Twitter forces Flattr to stop letting users tip ‘favorited’ tweets

Less than a month after Flattr made it possible to leave virtual tips for tweeters by favoriting tweets, Twitter has told the Swedish micropayments company to cut it out.

Flattr, co-founded by The Pirate Bay’s Peter Sunde, is quite a simple system. The user signs up to donate a certain amount — $5 for example — each month, and then “flattrs” people for their content, with the recipient getting an amount equal to the monthly pot divided by the number of flattrs the user has made. It was originally for tipping bloggers who had Flattr buttons on their sites, but last month the company expanded the functionality to allow the automatic tipping of people posting on Twitter, SoundCloud, Instagram and other sites.

However, Flattr has now removed the Twitter functionality after Twitter asked it to desist. As Flattr co-founder Linus Olsson explained in a blog post on Tuesday:

“Recently Twitter contacted us and told us that we are violating their API terms citing the second part of a clause (IV. Commercial Use, 2C. Advertising Around Twitter Content) saying ‘Your advertisements cannot resemble or reasonably be confused by users as a Tweet. For example, ads cannot have Tweet actions like follow, retweet, favorite, and reply. And you cannot sell or receive compensation for Tweet actions or the placement of Tweet actions on your Service.’

“This is a quite logical clause as it would stop companies to sell e.g. retweets and followers. It’s an understandable rule to keep the Twitter network clean but in this case the rule is strangely stomping out innovation on their platform.”
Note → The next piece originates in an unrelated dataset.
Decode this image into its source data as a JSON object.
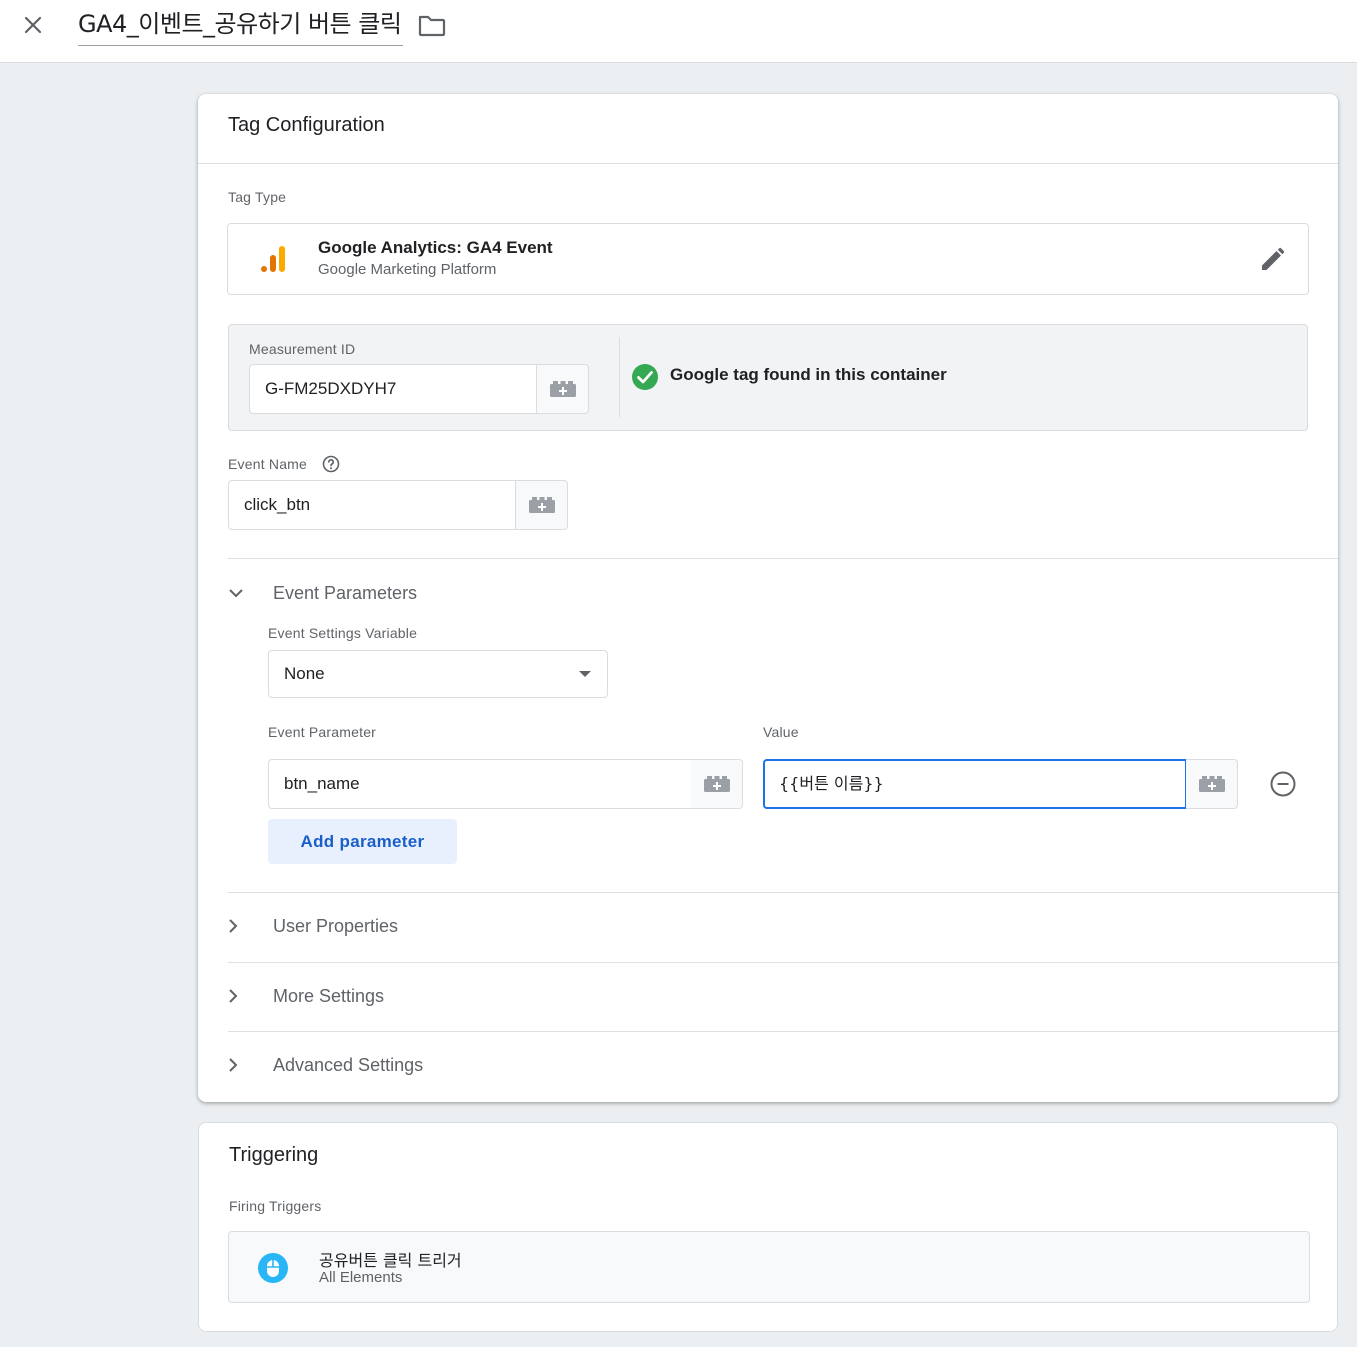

Now, Flattr is a for-profit firm that takes a 10 percent cut of payments carried out over its system. But even after Flattr offered to forego that cut in the case of flattred tweets, Twitter apparently said no. So, from today, favoriting tweets won’t result in the tweeter getting money — although those using the Flattr browser extension can still “flattr” tweeters through this alternative mechanism.
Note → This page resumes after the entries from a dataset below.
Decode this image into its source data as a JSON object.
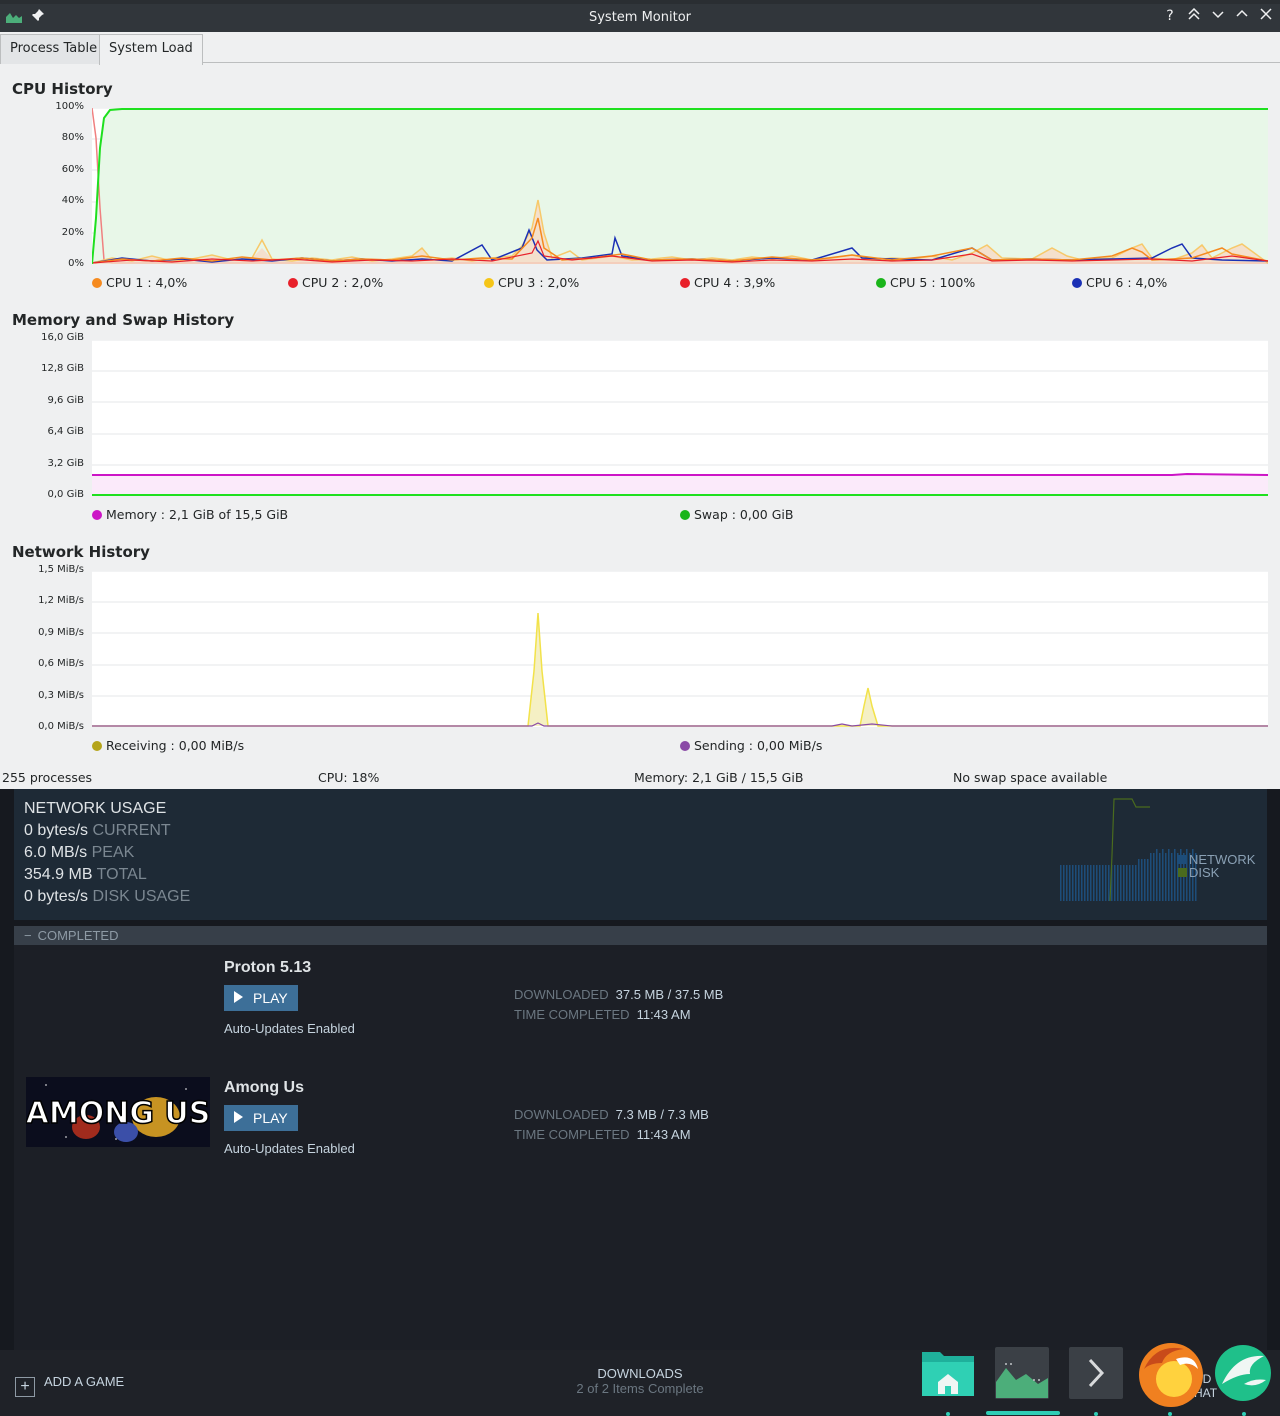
{
  "window": {
    "title": "System Monitor",
    "controls": [
      "?",
      "keep-above",
      "minimize",
      "maximize",
      "close"
    ]
  },
  "tabs": [
    {
      "label": "Process Table",
      "active": false
    },
    {
      "label": "System Load",
      "active": true
    }
  ],
  "cpu": {
    "title": "CPU History",
    "yticks": [
      "100%",
      "80%",
      "60%",
      "40%",
      "20%",
      "0%"
    ],
    "legend": [
      {
        "label": "CPU 1 : 4,0%",
        "color": "#f58a1f"
      },
      {
        "label": "CPU 2 : 2,0%",
        "color": "#e8202a"
      },
      {
        "label": "CPU 3 : 2,0%",
        "color": "#f5c518"
      },
      {
        "label": "CPU 4 : 3,9%",
        "color": "#e8202a"
      },
      {
        "label": "CPU 5 : 100%",
        "color": "#1ab51a"
      },
      {
        "label": "CPU 6 : 4,0%",
        "color": "#1a30b5"
      }
    ]
  },
  "memory": {
    "title": "Memory and Swap History",
    "yticks": [
      "16,0 GiB",
      "12,8 GiB",
      "9,6 GiB",
      "6,4 GiB",
      "3,2 GiB",
      "0,0 GiB"
    ],
    "legend": [
      {
        "label": "Memory : 2,1 GiB of 15,5 GiB",
        "color": "#cc15c6"
      },
      {
        "label": "Swap : 0,00 GiB",
        "color": "#1ab51a"
      }
    ]
  },
  "network": {
    "title": "Network History",
    "yticks": [
      "1,5 MiB/s",
      "1,2 MiB/s",
      "0,9 MiB/s",
      "0,6 MiB/s",
      "0,3 MiB/s",
      "0,0 MiB/s"
    ],
    "legend": [
      {
        "label": "Receiving : 0,00 MiB/s",
        "color": "#b5a41a"
      },
      {
        "label": "Sending : 0,00 MiB/s",
        "color": "#8a4aa6"
      }
    ]
  },
  "statusbar": {
    "processes": "255 processes",
    "cpu": "CPU: 18%",
    "memory": "Memory: 2,1 GiB / 15,5 GiB",
    "swap": "No swap space available"
  },
  "steam": {
    "network_usage": {
      "title": "NETWORK USAGE",
      "rows": [
        {
          "value": "0 bytes/s",
          "label": "CURRENT"
        },
        {
          "value": "6.0 MB/s",
          "label": "PEAK"
        },
        {
          "value": "354.9 MB",
          "label": "TOTAL"
        },
        {
          "value": "0 bytes/s",
          "label": "DISK USAGE"
        }
      ],
      "legend": [
        {
          "label": "NETWORK",
          "color": "#1d4d7a"
        },
        {
          "label": "DISK",
          "color": "#4a6b1e"
        }
      ]
    },
    "completed_label": "COMPLETED",
    "collapse_symbol": "−",
    "items": [
      {
        "name": "Proton 5.13",
        "play": "PLAY",
        "auto": "Auto-Updates Enabled",
        "downloaded_key": "DOWNLOADED",
        "downloaded_val": "37.5 MB / 37.5 MB",
        "time_key": "TIME COMPLETED",
        "time_val": "11:43 AM"
      },
      {
        "name": "Among Us",
        "play": "PLAY",
        "auto": "Auto-Updates Enabled",
        "downloaded_key": "DOWNLOADED",
        "downloaded_val": "7.3 MB / 7.3 MB",
        "time_key": "TIME COMPLETED",
        "time_val": "11:43 AM",
        "thumb_text": "AMONG US"
      }
    ],
    "add_game": "ADD A GAME",
    "add_symbol": "+",
    "downloads": "DOWNLOADS",
    "downloads_sub": "2 of 2 Items Complete",
    "friends_partial": [
      "ND",
      "HAT"
    ]
  },
  "dock": {
    "icons": [
      "folder-icon",
      "system-monitor-icon",
      "terminal-icon",
      "firefox-icon",
      "krita-icon"
    ]
  }
}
I’ve asked Twitter whether it sees another way in which Flattr can operate on its platform, but am yet to receive a response.

On the face of it, this action of Twitter’s seems to tally with its recent shutting-down of Ribbon’s service, which used Twitter’s Cards technology to allow full-on payments to take place within tweets themselves. However, Ribbon and Flattr appear to have broken two different rules — in Ribbon’s case, it looks like the company wasn’t making the right kind of Cards access request, and in Flattr’s it was the contravention of the tweet action regulation.

It’s probably too early to tell whether Twitter has an ulterior motive here, but Olsson suspects it does. As he told me:

“I would speculate that they want to control all the ways that money is changing hands on Twitter – if they control that, they can control the flow and in future get a cut of it. That would be a logical business model for Twitter – if you use Twitter to sell something you need to pay Twitter for it. I’m just speculating here, of course.”

Flattr will now put this theory to the test, Olsson added, by building a system “where you can send a flattr to someone on Twitter by tweeting them instead”. In the meantime, the service continues to expand its reach by adding YouTube(s goog) to the roster of services through which flattrs can be made.

I should probably add by way of disclosure that, since signing up for Flattr a month ago, I have received two flattrs for tweets of mine: one for €3 ($3.92 – I’m guessing the user didn’t favorite many tweets that month) and the other for €0.16. After Flattr took its cut, the remainder was €2.84, which is just less than the €3 that I have set as my monthly budget for flattring others.